California Fights for Black Women to Receive Unbiased Healthcare

The leading causes of death for Black women are compounded by the racism of those who are supposed to help them; no more says, two Black female legislators

State Sen. Holly Mitchell (D-Los Angeles) said at a recent Senate Health Committee hearing where she introduced her bill, “Black women are in grave danger because when they say they are in pain … some providers do not believe that and lack the cultural competency to respond appropriately.”

Mitchell noted a survey showing white medical students believed that Black patients could tolerate more pain.

Mitchell and State Assemblywoman Sydney Kamlager-Dove (D-Los Angeles) presented several bills this month in efforts to mandate training and elicit state public health department to collect better data on maternal mortality rates and require hospitals to give patients more information about filing discrimination complaints.

Mitchell’s Senate Bill 464 cleared its first committee vote in the Senate this month and Kamlager-Dove’s bills were presented for their first committee hearings this week.

Kamlager-Dove’s series of bills would require doctors, physician assistants and nurses to undergo eight hours of implicit bias training and testing within two years of receiving their licenses and every two years thereafter. It also would require similar training for law enforcement.

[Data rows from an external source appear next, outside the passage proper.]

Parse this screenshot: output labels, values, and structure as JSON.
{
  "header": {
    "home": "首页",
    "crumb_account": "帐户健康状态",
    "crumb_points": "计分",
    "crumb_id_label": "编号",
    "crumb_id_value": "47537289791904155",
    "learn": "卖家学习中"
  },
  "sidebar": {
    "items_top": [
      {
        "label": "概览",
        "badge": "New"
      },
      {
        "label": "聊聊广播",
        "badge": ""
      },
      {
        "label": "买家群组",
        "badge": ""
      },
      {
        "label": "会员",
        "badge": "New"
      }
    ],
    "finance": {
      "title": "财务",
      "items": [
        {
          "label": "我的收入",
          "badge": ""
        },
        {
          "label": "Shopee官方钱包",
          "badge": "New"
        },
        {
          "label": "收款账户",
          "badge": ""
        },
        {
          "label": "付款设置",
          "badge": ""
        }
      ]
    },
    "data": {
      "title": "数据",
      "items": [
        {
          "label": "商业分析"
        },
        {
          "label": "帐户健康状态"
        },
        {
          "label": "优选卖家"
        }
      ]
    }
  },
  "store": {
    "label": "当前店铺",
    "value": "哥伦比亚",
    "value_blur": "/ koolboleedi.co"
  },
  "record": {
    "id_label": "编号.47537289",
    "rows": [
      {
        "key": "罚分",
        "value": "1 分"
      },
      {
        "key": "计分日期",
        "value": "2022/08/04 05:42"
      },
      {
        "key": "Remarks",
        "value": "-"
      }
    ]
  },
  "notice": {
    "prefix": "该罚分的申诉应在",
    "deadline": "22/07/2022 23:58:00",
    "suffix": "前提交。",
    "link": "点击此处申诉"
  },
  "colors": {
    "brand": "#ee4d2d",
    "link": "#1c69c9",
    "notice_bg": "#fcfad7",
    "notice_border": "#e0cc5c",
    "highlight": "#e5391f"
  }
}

Life-threatening consequences of ignorance and racism on the part of white professionals have been documented, including Serena Williams’s near-death experience post-childbirth, and Kira Johnson, whose pain and internal bleeding was ignored for over 10 hours ultimately resulting in her death.

In addition to gaps in post-natal care, studies show Black women are neglected with respect to care for heart attacks and heart disease, breast cancer testing, cervical cancer screening, and diabetes careleading causes of death for Black women.

Thirty-two percent of Black women feel they’ve been discriminated against in physicians’ offices. Some examples have included: A Texas woman spoke out after her surgical team made racist remarks about her on a secretly recorded videotape while she was under anesthesia in 2015.  And a white doctor in Tennessee publicly apologized to a black patient last year after referring to her by a racial slur during her appointment.

“California is at the forefront in considering the legal ramifications around implicit bias. A lot of states haven’t done so much as acknowledge the problem,” said Kelly Capatosto, a senior research associate at the Kirwan Institute for the Study of Race and Ethnicity at Ohio State University.

Studies show cultural competency training in hospitals result in fewer disparities and better communication between medical staff and patients.

“No one likes to be told what to do and no one thinks they’re a racist, so the question I hear a lot is, ‘Why do we need this?’ ” Kamlager-Dove said. “The goal is not to have punitive legislation. It is to help people acknowledge they have [implicit biases] and help reduce them.”